Do we know Jesus
DNA & Blood Type ?
What Scientist know about Blood Types and How it works
You’ve probably donated blood at least once in your life so, along with free apple juice, the American Red Cross gave you a card identifying your blood type.
If you found out you're type AB, you're pretty unique, in fact, you have the rarest blood type of all.
So why are so few people categorized as AB?
“We inherit our blood groups on genes,” Dr. Leslie Silberstein, a spokesperson for the American Society of Hematology and hematologist at Boston Children’s Hospital and Harvard Stem Cell Institute, told Medical Daily. “The blood group gene encodes for a protein that gets expressed on the surface of the red cell and that is what we detect in the laboratory. So what is expressed on the surface of the cell determines the type and which blood is compatible with which patient.”

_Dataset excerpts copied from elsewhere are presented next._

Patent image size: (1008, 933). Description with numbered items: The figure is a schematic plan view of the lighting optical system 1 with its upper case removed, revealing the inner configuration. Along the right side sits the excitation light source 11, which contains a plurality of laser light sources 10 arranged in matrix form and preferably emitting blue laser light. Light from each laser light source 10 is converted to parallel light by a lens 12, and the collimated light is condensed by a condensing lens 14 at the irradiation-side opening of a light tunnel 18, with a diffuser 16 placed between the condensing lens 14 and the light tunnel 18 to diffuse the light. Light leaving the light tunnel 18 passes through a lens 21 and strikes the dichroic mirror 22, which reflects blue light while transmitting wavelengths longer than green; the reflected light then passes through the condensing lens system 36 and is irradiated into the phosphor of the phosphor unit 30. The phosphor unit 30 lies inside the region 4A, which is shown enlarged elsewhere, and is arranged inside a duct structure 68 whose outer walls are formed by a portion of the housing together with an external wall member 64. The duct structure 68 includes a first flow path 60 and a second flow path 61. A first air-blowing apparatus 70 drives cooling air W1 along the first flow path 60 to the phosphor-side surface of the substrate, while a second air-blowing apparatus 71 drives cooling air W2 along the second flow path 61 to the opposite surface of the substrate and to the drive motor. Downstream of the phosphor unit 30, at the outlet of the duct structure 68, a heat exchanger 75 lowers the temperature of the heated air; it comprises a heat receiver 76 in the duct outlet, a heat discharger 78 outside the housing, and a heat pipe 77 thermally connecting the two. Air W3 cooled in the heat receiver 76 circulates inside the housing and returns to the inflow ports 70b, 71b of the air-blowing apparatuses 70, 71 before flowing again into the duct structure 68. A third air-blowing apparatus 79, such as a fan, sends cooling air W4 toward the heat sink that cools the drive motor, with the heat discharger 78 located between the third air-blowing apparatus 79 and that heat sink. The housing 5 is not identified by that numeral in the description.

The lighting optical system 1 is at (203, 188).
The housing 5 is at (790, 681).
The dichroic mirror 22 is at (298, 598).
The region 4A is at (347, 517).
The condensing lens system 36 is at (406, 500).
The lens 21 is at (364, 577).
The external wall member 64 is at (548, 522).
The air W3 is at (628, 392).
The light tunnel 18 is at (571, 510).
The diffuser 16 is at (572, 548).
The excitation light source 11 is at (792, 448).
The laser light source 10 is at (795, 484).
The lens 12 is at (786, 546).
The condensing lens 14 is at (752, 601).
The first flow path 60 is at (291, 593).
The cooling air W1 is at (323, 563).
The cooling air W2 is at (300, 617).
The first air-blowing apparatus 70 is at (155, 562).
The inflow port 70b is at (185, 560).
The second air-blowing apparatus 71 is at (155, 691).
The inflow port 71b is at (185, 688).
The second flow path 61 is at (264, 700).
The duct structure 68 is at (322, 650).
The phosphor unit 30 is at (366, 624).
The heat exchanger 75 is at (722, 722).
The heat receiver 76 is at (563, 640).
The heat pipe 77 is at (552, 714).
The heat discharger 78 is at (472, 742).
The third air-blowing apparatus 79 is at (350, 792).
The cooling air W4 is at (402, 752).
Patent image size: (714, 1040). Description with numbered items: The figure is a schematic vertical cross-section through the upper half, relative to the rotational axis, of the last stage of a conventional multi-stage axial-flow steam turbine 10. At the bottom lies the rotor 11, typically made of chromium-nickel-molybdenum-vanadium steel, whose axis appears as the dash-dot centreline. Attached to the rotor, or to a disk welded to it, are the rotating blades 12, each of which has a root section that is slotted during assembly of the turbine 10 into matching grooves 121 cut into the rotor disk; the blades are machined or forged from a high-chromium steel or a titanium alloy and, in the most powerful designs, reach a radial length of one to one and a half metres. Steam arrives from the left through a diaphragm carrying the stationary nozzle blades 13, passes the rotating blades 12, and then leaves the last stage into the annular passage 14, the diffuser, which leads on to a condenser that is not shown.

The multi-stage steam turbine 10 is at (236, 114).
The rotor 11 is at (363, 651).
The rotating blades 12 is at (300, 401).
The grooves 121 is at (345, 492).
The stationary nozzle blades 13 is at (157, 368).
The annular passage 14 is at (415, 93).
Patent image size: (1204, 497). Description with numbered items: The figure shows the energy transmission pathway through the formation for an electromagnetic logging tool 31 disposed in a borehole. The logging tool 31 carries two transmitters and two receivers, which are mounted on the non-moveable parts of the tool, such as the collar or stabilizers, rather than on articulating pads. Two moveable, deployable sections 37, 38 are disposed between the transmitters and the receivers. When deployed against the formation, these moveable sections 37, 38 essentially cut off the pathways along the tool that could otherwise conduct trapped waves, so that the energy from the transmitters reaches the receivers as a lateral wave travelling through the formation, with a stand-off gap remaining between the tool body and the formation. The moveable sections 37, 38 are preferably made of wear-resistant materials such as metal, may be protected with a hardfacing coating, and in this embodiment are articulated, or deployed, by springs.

Let’s take a step back to refresh the basics. All blood contains the same basic components : red cells, white cells, platelets, and plasma, which is the liquid portion of blood holding the red and white blood cells along with the platelets in suspension.
We inherit blood group genes from our parents, with odds of receiving one A and one B gene lower than other possible combinations. Getty Images
Red Blood Cells Red blood cells, manufactured in the bone marrow, perform the hard work of carrying oxygen around the body. In every two to three drops of blood, roughly one billion blood cells reside.
Red cells far outnumber both the platelets, which stop bleeding by clotting blood vessel injuries, and white cells, which protect your body from pathogens and disease. For every 600 red blood cells there are a mere 40 platelets and just one solitary white blood cell.
On the surface of the red blood cells, as Silberstein explained, are proteins with attached carbohydrates, essentially markers that identify the blood cells as our own. These microscopic markers, known as antigens, are commonly grouped in eight basic blood types :
A, B, AB, and O, each of which can be either “positive” or “negative.”
“Blood group A means you have at least one blood group A gene and as a consequence your blood expresses an enzyme that attaches a distinct sugar to the protein or lipid on the red blood cell surface,” says Silberstein. “Blood group A has only A antigens.”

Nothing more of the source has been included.